Can my MC275 power speakers with 91db sensitivity


I am looking to buy some songs faber cremona speakers with the following specs:

SENSITIVITY
91 dB SPL (2,83 V/1m).

NOMINAL IMPEDANCE
4 ohm.

I have the most recent MC275. Would my amp have enough power?
elegal
I listen to type of music and the mc275 has no problem powring my Dynaudio c1 signature 85db/1watt sensitivity
Polk432, the MC275 sounds more like solid state than tube? You mean that those Binghamton NY engineers from 1960 found how to make modern SS sound with tubes, only for modern tube amp manufacturers to go back to...tube sound? And in 1970 when McIntosh moved to transistors and everyone said they sounded terrible, they just got SS wrong? Sorry, not trying to be a jerk, but (as I have posted here and elsewhere) when I read a review about the greatest new SS amp that "sounds amazingly like tubes" and the greatest new tube amp that "sounds amazingly like SS" it makes us all sound crazy. One interpretation, as others have made, is that tube amps have high amounts of harmonic distortion. And therefore, if a tube amp from 1958 sounds like SS perhaps they were well manufactured and accurate instruments. Audiophilia...
I should add, I realize that the OP has the latest model of the MC275. In which case I second what I said above - "tube amps sound like SS." Then why buy tubes when you can buy SS. By the way, I'm running a 'vintage' MC240 right now, and have had side by side an ARC SS amp, and have trouble telling the difference between the two amps. Perhaps a well engineered amplifier sounds like another well engineered amplifier.
Jimmy, are you saying that there is a noticeable difference between tube and SS, or are you saying that there is not per se a difference, because a good amp sounds like a good amp. I ask, primarily because if there is no longer an inherent difference in the sound, I will save myself a lot of trouble and go with SS (or maybe not, I love the look of my MC275).
I have no experience with the MC275, but from a technical standpoint I suspect that there is some validity to Polk432's point. The current (Mark VI) version of that amp has a specified damping factor of 22, which is unusually high for a tube amp. Correspondingly, its output impedance is unusually low for a tube amp. That suggests that its design utilizes a greater than average amount of feedback for a tube amp.

Everything else being equal, all of that will shift its sonic character in the direction of being more akin to typical solid state sonics than would otherwise be the case. In numerous ways: A reduction in effects on frequency response flatness resulting from interaction between amplifier output impedance and variation of speaker impedance as a function of frequency; reduced Total Harmonic Distortion (THD); better bass damping than would otherwise be the case; increased Transient Intermodulation Distortion (TIM); a reduction in some lower order harmonic distortion components that tend to be numerically greatest but are relatively inoffensive; and an increase in some higher order harmonic distortion components that tend to be numerically smaller but are more offensive.

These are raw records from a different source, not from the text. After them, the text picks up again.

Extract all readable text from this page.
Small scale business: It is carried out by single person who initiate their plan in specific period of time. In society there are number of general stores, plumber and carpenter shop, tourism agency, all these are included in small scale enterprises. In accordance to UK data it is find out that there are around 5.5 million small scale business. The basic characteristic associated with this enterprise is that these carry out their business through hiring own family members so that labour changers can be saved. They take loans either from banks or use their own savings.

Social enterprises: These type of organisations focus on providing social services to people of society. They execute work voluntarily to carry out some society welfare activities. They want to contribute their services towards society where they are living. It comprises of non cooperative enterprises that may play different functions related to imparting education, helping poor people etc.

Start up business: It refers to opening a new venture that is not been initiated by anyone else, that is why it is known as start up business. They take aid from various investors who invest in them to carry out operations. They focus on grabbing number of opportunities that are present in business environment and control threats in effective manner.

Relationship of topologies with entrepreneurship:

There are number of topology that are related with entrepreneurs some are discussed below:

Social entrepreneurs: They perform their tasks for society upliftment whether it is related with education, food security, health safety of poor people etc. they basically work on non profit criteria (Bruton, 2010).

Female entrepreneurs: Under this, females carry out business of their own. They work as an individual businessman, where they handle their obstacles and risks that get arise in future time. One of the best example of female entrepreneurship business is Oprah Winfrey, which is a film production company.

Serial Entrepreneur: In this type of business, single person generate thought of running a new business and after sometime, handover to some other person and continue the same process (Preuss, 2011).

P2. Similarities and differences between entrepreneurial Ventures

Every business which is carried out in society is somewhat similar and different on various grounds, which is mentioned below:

Elegal, re your last question, if you want to consider going to a different amplifier you should settle on a choice of speakers first, and then choose an amplifier that will be synergistic with it. Some speakers are designed to sound best with solid state amps, some are designed to sound best with tube amps, and some will do fine either way. The Daedalus speakers I use are an example of a design that will do fine either way. Their output will reflect the intrinsic sonic character of the amplifier that is driving them, but there will be no issues relating to amplifier-speaker interactions with either type of amplifier.